Moreover, several studies have examined how specific features of mobile apps support these motivational patterns. Apps that include tracking and customisation features have been shown to positively influence physical activity levels (Laranjo et al., 2021). Similarly, mobile fitness apps are often used for autonomous purposes, such as self-monitoring and improving training efficiency, particularly among students, as suggested by research grounded in self-determination theory (Berbeka et al., 2023). This motivational profile is aligned with users who prioritise independence and performance, which may increase the likelihood of adopting GPS tools during recreational activities. Although experienced outdoor users tend to critically assess technology, they generally accept it when it enhances their overall experience (Arts et al., 2021). Together, these findings reinforce the importance of personal goals and perceived benefits as psychological drivers of GPS adoption in nature-based tourism.

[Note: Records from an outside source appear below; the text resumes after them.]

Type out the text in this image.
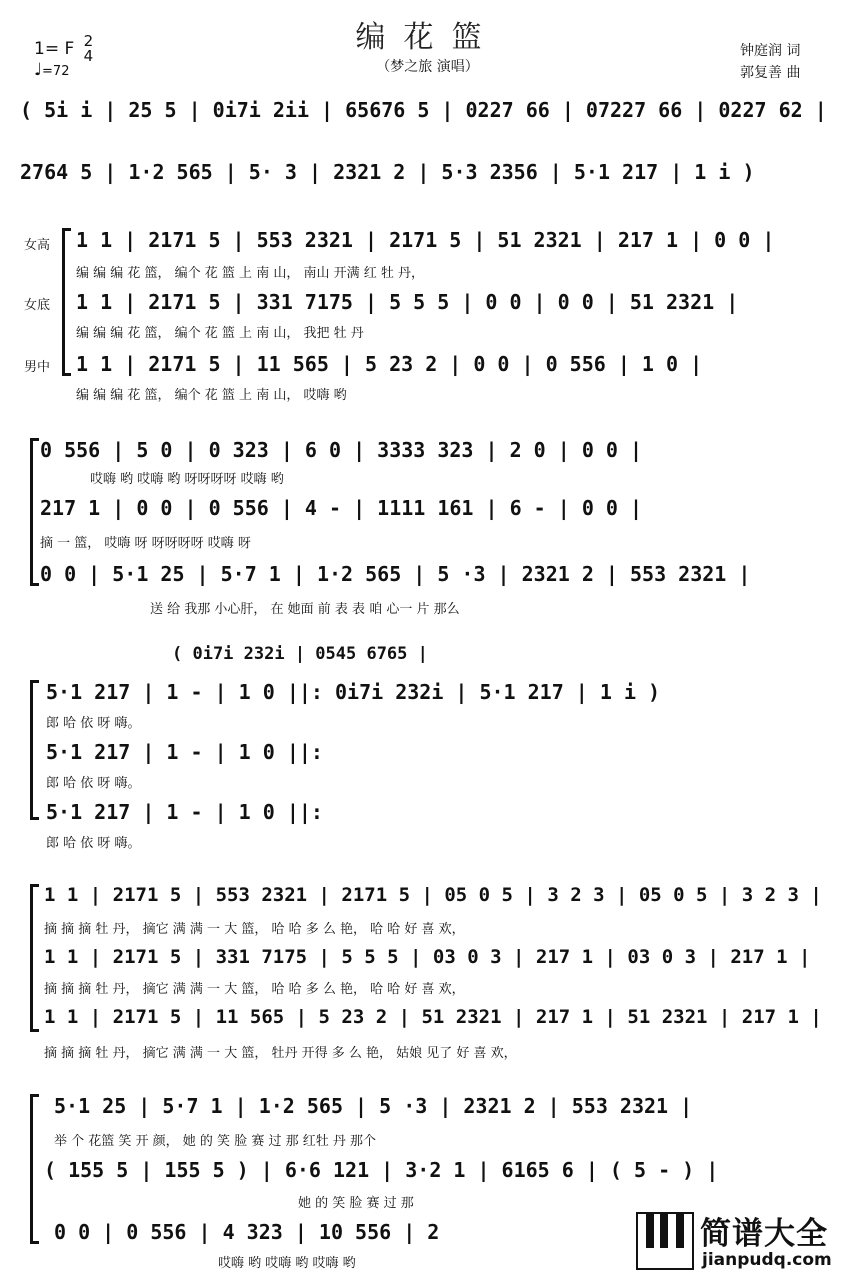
编花篮
（梦之旅 演唱）
1= F 2
4
♩=72
钟庭润 词
郭复善 曲
( 5i i | 25 5 | 0i7i 2ii | 65676 5 | 0227 66 | 07227 66 | 0227 62 |
2764 5 | 1·2 565 | 5· 3 | 2321 2 | 5·3 2356 | 5·1 217 | 1 i )
女高
女底
男中
1 1 | 2171 5 | 553 2321 | 2171 5 | 51 2321 | 217 1 | 0 0 |
编 编 编 花 篮， 编个 花 篮 上 南 山， 南山 开满 红 牡 丹，
1 1 | 2171 5 | 331 7175 | 5 5 5 | 0 0 | 0 0 | 51 2321 |
编 编 编 花 篮， 编个 花 篮 上 南 山， 我把 牡 丹
1 1 | 2171 5 | 11 565 | 5 23 2 | 0 0 | 0 556 | 1 0 |
编 编 编 花 篮， 编个 花 篮 上 南 山， 哎嗨 哟
0 556 | 5 0 | 0 323 | 6 0 | 3333 323 | 2 0 | 0 0 |
哎嗨 哟 哎嗨 哟 呀呀呀呀 哎嗨 哟
217 1 | 0 0 | 0 556 | 4 - | 1111 161 | 6 - | 0 0 |
摘 一 篮， 哎嗨 呀 呀呀呀呀 哎嗨 呀
0 0 | 5·1 25 | 5·7 1 | 1·2 565 | 5 ·3 | 2321 2 | 553 2321 |
送 给 我那 小心肝， 在 她面 前 表 表 咱 心一 片 那么
( 0i7i 232i | 0545 6765 |
5·1 217 | 1 - | 1 0 ||: 0i7i 232i | 5·1 217 | 1 i )
郎 哈 依 呀 嗨。
5·1 217 | 1 - | 1 0 ||:
郎 哈 依 呀 嗨。
5·1 217 | 1 - | 1 0 ||:
郎 哈 依 呀 嗨。
1 1 | 2171 5 | 553 2321 | 2171 5 | 05 0 5 | 3 2 3 | 05 0 5 | 3 2 3 |
摘 摘 摘 牡 丹， 摘它 满 满 一 大 篮， 哈 哈 多 么 艳， 哈 哈 好 喜 欢，
1 1 | 2171 5 | 331 7175 | 5 5 5 | 03 0 3 | 217 1 | 03 0 3 | 217 1 |
摘 摘 摘 牡 丹， 摘它 满 满 一 大 篮， 哈 哈 多 么 艳， 哈 哈 好 喜 欢，
1 1 | 2171 5 | 11 565 | 5 23 2 | 51 2321 | 217 1 | 51 2321 | 217 1 |
摘 摘 摘 牡 丹， 摘它 满 满 一 大 篮， 牡丹 开得 多 么 艳， 姑娘 见了 好 喜 欢，
5·1 25 | 5·7 1 | 1·2 565 | 5 ·3 | 2321 2 | 553 2321 |
举 个 花篮 笑 开 颜， 她 的 笑 脸 赛 过 那 红牡 丹 那个
( 155 5 | 155 5 ) | 6·6 121 | 3·2 1 | 6165 6 | ( 5 - ) |
她 的 笑 脸 赛 过 那
0 0 | 0 556 | 4 323 | 10 556 | 2
哎嗨 哟 哎嗨 哟 哎嗨 哟
简谱大全
jianpudq.com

Closely related to this motivational profile is the duration of activity, which also plays a role in predicting GPS use. Although its explanatory weight was more moderate, our findings suggest that longer excursions, such as full-day excursions or extended routes, require more thorough planning and real-time monitoring, which encourages the use of GPS. More specialised hikers tend to stay longer in natural areas and make more intensive use of technical equipment, especially in demanding environments (H. Kim & Song, 2017). In this context, GPS tools can be considered part of the technical equipment used by these visitors for orientation, route management, and safety. A higher prevalence of GPS use has also been observed among experienced hikers and those with federative affiliation (Vidal-Matzanke et al., 2023). These tools are valued for their functionality, as well as their role in supporting autonomy and adaptability during longer or more complex excursions. This idea is further supported by research showing that mobile technologies offer real-time flexibility, allowing users to adapt their routes to physical, logistic, or environmental conditions (Arts et al., 2021).

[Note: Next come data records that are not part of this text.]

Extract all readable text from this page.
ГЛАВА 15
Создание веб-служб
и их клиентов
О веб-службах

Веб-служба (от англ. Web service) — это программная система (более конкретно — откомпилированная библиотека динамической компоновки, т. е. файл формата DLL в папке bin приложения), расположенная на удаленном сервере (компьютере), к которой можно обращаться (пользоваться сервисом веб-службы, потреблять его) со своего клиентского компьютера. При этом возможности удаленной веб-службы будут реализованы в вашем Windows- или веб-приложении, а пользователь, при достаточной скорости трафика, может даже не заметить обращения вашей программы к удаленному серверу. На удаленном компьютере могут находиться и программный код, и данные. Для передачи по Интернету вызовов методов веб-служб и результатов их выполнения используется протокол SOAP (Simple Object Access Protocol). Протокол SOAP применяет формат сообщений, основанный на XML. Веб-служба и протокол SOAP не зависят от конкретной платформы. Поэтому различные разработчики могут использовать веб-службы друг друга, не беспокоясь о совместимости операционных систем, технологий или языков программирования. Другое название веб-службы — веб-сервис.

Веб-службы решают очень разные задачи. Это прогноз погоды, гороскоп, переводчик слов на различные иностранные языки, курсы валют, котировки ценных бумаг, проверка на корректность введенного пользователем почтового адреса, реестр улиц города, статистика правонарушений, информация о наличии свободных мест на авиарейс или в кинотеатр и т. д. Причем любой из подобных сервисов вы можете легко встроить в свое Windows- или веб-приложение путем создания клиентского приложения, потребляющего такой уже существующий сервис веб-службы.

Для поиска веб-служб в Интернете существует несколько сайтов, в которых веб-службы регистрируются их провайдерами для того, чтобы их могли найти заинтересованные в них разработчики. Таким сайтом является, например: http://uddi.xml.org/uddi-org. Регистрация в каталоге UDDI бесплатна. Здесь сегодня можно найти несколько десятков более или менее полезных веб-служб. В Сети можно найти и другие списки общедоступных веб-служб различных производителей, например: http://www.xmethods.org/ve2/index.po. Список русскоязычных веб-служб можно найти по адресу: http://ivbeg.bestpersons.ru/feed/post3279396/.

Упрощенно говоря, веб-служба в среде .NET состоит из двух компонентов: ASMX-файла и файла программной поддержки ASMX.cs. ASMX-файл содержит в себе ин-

Finally, in addition to its practical benefits, the subjective quality of the experience also contributes to explaining the adoption of GPS technologies, as reflected in the positive, but more limited, effect of visitor satisfaction. A positive recreational experience can foster a greater willingness to integrate digital tools that complement interaction with the environment. From a socio-ecological perspective, protected natural areas are conceived as dynamic systems, where visitor perceptions, emotions, and behaviours interact with and help shape the ecosystem itself (Cumming & Allen, 2017). Within this framework, GPS technologies serve a functional purpose and can also contribute to building an emotional connection with the environment by allowing more meaningful and personalised exploration. When digital tools are perceived to enhance these experiential elements, through improved organisation, safety, or enjoyment, visitors may be more inclined to use them, a trend also observed in studies on outdoor app usage (Anderson & Jones, 2019; Arts et al., 2021).

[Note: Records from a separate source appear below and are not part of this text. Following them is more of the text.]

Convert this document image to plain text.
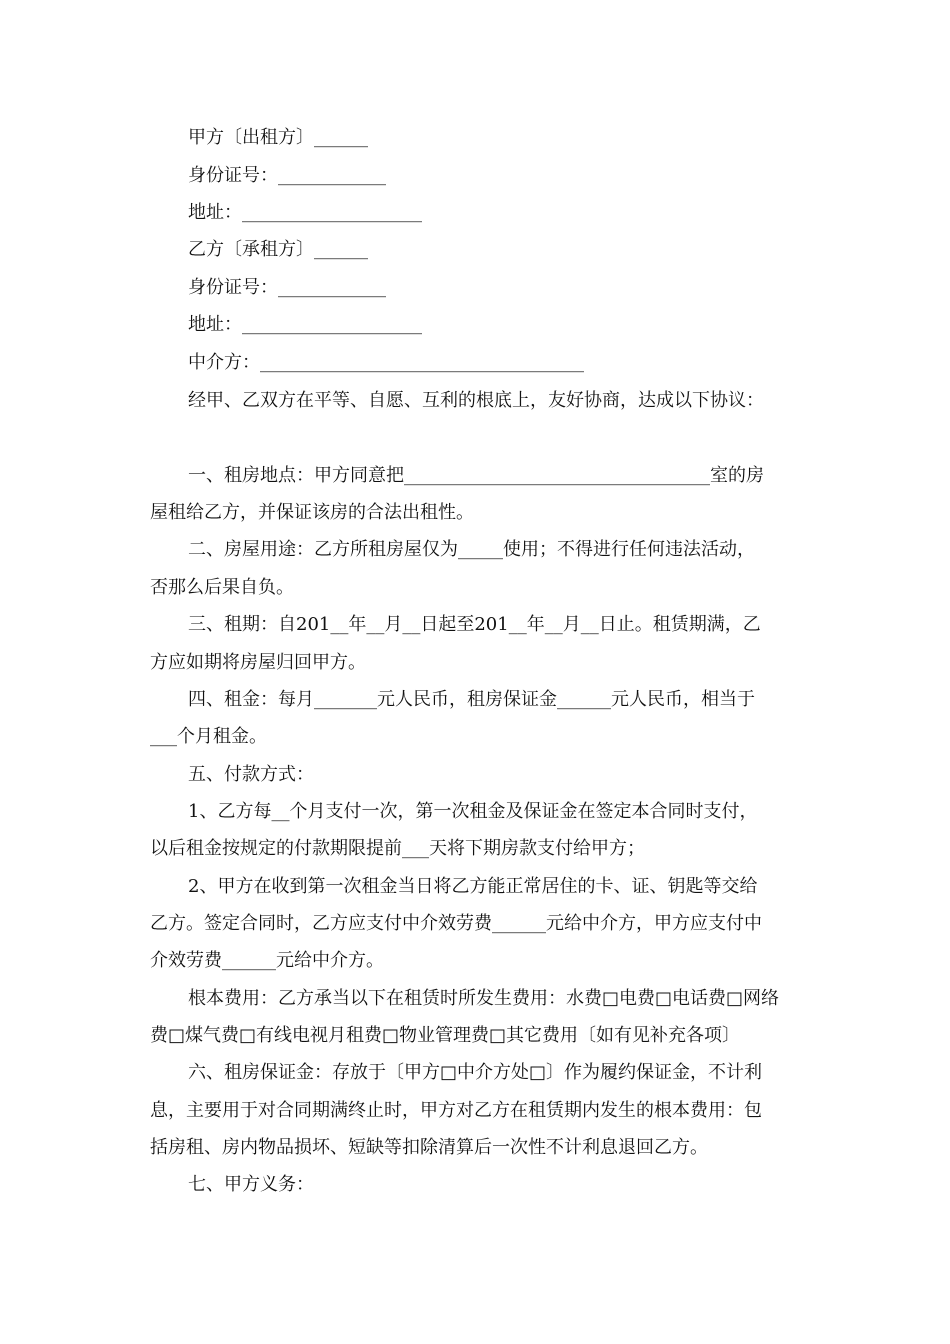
甲方〔出租方〕______
身份证号：____________
地址：____________________
乙方〔承租方〕______
身份证号：____________
地址：____________________
中介方：____________________________________
经甲、乙双方在平等、自愿、互利的根底上，友好协商，达成以下协议：
一、租房地点：甲方同意把__________________________________室的房
屋租给乙方，并保证该房的合法出租性。
二、房屋用途：乙方所租房屋仅为_____使用；不得进行任何违法活动，
否那么后果自负。
三、租期：自201__年__月__日起至201__年__月__日止。租赁期满，乙
方应如期将房屋归回甲方。
四、租金：每月_______元人民币，租房保证金______元人民币，相当于
___个月租金。
五、付款方式：
1、乙方每__个月支付一次，第一次租金及保证金在签定本合同时支付，
以后租金按规定的付款期限提前___天将下期房款支付给甲方；
2、甲方在收到第一次租金当日将乙方能正常居住的卡、证、钥匙等交给
乙方。签定合同时，乙方应支付中介效劳费______元给中介方，甲方应支付中
介效劳费______元给中介方。
根本费用：乙方承当以下在租赁时所发生费用：水费□电费□电话费□网络
费□煤气费□有线电视月租费□物业管理费□其它费用〔如有见补充各项〕
六、租房保证金：存放于〔甲方□中介方处□〕作为履约保证金，不计利
息，主要用于对合同期满终止时，甲方对乙方在租赁期内发生的根本费用：包
括房租、房内物品损坏、短缺等扣除清算后一次性不计利息退回乙方。
七、甲方义务：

This is reflected in how some visitors use GPS to enhance their recreational activities. Some visitors view GPS as a practical aid and a means of enriching their recreational experience. For example, it helps them discover new routes, record activity data, and share their journeys. In the context of increasingly digitised natural environments, the issue is no longer whether technology should be used. Rather, the question becomes how to integrate it in meaningful and thoughtful ways. Research suggests that when mobile technologies are applied with pedagogical or reflexive intent, they can foster deeper experiential learning and a stronger connection with nature (Hills & Thomas, 2019; van Kraalingen, 2021). Platforms based on VGI data reflect user behaviour and actively participate in the discursive construction of landscapes, reinforcing particular values, narratives, and visual preferences associated with protected areas (Astaburuaga et al., 2022). These tools have also been shown to mediate action and shape the psychological and symbolic dimensions of the tourism experience (Wang et al., 2012).

5. Practical Implications for Protected Area Managers and Developers of Outdoor Digital Tools

This study provides useful guidance for adapting digital strategies to specific user profiles in protected natural areas. In particular, the findings highlight the relevance of integrating digital tools into recreational experiences that appeal to younger and physically active visitors with performance-driven motivations. This pattern reflects recent trends in nature-based tourism, where digital technologies are increasingly embedded in outdoor practices (Nautiyal et al., 2023). These users tend to incorporate mobile technologies to enhance their recreational experience, particularly when tools support planning, navigation, or activity tracking, while preserving a sense of immersion in the natural environment (Clark et al., 2021).
For park managers, these insights underscore the potential of digital tools not only as visitor aids, but also as instruments to support management goals. Features such as automated messages about weather alerts, trail conditions, or temporary restrictions can improve visitor safety and reinforce compliance. In this context, the integration of spatial data becomes especially relevant for conservation planning (Pickering et al., 2018).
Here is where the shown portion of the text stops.